Summary of Functionality

Currently, the QM/MM implementation within ADF is based on a modified version [1] of the 'IMOMM' scheme of Maseras and Morokuma [2] (called the IMOMM/ADF scheme); alternatively, the recently developed AddRemove scheme [3] is available. The molecular mechanics code has been designed to be as flexible as possible, allowing for many levels of customization. As a result of this flexibility, operation of the program requires the user to have some experience with molecular mechanics methods. At the same time, ADF remains the main driver to control the simulation of the whole QM/MM system, since one of the objectives of the implementation has been to treat the MM subsystem as a perturbation to the QM system.

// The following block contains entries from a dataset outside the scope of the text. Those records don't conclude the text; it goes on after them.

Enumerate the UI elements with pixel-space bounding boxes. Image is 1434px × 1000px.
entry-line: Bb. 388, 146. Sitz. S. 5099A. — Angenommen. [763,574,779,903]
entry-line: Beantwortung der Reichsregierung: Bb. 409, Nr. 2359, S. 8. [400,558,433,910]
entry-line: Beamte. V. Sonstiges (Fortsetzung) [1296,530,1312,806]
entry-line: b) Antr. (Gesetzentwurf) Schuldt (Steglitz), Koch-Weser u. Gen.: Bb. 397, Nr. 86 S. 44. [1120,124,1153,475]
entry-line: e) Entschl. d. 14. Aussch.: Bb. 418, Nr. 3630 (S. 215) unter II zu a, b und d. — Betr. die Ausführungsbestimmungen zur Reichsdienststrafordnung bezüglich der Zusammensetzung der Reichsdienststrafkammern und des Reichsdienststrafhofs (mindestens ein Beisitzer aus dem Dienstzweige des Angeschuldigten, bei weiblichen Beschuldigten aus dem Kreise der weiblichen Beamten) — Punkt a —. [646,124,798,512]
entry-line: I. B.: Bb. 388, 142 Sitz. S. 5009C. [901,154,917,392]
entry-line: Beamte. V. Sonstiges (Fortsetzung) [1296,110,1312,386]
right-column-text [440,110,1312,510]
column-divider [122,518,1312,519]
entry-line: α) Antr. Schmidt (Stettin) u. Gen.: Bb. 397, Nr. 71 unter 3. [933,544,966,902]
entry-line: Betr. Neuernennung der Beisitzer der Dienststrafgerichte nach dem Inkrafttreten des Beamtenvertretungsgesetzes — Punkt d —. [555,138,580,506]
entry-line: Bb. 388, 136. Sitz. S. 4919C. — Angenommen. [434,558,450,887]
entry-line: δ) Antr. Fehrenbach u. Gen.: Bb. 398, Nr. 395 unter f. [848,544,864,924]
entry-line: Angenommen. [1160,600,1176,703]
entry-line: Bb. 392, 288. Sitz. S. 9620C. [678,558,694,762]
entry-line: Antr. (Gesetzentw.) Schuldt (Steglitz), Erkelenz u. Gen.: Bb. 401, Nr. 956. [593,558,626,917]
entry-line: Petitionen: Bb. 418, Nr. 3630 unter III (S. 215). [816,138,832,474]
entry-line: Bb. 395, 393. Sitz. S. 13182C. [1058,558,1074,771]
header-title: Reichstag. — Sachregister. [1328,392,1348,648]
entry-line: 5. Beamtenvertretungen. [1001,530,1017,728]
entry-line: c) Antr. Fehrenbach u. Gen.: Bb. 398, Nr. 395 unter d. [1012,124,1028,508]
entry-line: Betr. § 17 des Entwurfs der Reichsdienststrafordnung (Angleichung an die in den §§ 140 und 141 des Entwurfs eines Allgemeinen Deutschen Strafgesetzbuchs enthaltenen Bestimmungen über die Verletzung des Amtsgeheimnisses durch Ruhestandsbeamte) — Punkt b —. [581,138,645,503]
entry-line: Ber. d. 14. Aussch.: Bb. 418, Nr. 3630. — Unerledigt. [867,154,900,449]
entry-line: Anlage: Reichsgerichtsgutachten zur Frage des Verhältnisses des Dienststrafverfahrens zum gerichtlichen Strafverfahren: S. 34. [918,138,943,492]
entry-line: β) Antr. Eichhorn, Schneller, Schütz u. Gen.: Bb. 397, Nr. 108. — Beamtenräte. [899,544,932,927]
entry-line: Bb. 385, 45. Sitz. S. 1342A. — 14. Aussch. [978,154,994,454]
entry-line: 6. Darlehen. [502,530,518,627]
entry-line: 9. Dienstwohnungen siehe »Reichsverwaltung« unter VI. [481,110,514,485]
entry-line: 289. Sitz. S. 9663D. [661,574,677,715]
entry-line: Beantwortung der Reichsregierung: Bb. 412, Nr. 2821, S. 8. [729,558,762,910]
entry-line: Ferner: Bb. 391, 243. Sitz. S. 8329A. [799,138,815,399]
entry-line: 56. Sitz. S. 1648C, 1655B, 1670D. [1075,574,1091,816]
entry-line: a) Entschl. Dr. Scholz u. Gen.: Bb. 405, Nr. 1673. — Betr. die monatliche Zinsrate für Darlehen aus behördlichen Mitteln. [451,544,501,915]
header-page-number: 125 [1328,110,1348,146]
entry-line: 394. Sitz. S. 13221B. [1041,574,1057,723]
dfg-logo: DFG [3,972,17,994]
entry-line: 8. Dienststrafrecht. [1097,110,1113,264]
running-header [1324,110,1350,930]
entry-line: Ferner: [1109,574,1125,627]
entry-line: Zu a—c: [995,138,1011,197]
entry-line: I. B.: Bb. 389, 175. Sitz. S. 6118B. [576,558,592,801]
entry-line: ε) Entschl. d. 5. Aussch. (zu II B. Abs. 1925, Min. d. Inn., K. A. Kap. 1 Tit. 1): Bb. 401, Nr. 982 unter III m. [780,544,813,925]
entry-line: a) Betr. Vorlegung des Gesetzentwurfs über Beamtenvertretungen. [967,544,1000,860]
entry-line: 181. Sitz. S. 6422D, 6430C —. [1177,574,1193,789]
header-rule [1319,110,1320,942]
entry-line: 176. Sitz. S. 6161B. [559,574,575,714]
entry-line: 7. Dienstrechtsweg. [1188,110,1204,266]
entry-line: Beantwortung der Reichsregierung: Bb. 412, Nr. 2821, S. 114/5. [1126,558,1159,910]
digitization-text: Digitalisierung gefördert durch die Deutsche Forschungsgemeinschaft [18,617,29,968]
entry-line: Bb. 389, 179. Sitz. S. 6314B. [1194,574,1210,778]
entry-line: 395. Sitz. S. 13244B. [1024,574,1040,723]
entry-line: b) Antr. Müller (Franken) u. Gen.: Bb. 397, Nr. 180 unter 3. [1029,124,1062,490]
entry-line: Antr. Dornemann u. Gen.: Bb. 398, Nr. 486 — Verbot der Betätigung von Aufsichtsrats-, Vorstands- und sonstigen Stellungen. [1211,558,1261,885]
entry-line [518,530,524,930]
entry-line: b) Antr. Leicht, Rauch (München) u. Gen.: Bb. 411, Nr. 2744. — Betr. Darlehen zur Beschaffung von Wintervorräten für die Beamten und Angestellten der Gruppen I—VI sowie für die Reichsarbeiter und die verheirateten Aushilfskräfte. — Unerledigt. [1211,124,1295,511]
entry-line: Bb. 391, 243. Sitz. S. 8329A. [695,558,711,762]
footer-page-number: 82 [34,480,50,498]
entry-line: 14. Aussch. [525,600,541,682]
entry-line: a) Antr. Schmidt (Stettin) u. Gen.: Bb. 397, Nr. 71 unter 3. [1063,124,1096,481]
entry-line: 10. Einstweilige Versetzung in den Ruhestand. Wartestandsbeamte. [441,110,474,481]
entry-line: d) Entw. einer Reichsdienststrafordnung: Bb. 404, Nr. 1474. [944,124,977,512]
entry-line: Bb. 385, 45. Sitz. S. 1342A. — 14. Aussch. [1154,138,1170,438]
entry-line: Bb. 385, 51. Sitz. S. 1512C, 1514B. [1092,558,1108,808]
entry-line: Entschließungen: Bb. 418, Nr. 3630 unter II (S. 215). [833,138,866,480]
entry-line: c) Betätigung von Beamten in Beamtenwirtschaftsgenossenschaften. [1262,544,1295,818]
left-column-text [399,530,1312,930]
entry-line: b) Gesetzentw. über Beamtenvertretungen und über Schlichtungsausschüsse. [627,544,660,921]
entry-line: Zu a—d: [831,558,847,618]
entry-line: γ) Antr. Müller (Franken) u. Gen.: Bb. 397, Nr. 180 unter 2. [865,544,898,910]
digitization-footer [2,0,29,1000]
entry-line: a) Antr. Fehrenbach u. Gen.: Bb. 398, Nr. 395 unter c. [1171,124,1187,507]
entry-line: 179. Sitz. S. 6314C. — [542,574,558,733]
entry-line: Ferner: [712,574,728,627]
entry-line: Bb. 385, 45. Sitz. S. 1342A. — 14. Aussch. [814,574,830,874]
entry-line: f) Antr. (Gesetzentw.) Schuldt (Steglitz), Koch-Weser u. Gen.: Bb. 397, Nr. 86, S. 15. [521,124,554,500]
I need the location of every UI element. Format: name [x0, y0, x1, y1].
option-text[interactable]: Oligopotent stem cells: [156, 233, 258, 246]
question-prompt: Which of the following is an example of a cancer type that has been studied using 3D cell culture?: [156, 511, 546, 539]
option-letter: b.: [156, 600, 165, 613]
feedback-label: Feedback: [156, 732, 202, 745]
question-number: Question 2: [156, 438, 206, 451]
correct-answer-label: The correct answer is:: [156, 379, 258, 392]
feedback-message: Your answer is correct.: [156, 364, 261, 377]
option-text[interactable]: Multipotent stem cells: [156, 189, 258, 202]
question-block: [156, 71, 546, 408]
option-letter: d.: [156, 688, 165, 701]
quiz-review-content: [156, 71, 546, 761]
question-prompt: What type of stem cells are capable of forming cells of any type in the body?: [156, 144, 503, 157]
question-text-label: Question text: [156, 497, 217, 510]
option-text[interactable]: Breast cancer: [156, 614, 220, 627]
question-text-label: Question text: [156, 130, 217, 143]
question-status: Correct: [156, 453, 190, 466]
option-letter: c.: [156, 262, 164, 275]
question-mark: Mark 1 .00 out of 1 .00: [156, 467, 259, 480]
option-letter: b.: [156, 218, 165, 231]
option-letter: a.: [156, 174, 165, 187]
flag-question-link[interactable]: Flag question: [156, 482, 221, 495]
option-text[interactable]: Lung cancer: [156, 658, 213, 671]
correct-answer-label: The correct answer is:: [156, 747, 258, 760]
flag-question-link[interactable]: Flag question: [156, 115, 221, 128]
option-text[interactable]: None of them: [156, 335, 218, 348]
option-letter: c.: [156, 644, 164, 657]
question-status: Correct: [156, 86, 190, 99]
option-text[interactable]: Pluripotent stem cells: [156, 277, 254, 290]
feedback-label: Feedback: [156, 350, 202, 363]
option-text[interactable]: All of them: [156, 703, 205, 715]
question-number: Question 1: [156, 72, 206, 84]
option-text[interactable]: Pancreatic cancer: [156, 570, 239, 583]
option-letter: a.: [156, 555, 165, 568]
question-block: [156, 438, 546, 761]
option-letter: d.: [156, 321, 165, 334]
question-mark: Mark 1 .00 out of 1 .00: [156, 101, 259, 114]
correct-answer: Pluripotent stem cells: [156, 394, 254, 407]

We summarize the current functionality and limitations of the implementation:

• Morokuma's IMOMM [2] QM/MM coupling scheme (IMOMM/ADF).
• AddRemove [3] coupling scheme.
• AMBER95 [4] and SYBYL (Tripos) [5] force fields provided.
• Free form and modifiable force field parameter file.
• Ability to mix and match force field functions.
• Geometry optimization, linear transit and transition state optimizations (In these optimizations,
  the MM region is fully optimized between each SCF cycle or in other words between each QM geometry step).
• All ADF input 'styles' available (Cartesian, Z-matrix, mixed...).
• Any number of covalent bonds can cross the QM-MM boundary.
• Global optimization of the MM subsystem available (simulated annealing and grid search algorithms).

Some notable limitations are:

• Symmetry constraints cannot be applied, unless the MM subsystem is frozen.
• Geometry constraints involving MM atoms are limited.
• Not more than one QM atom can be bonded to a single MM atom.
• Not compatible with some ADF extensions such as NMR, ESR, COSMO, IRC and excited states.
• The AddRemove model is available only when using Cartesian coordinates.
• The conjugate gradient optimizer is available only for Cartesian coordinates.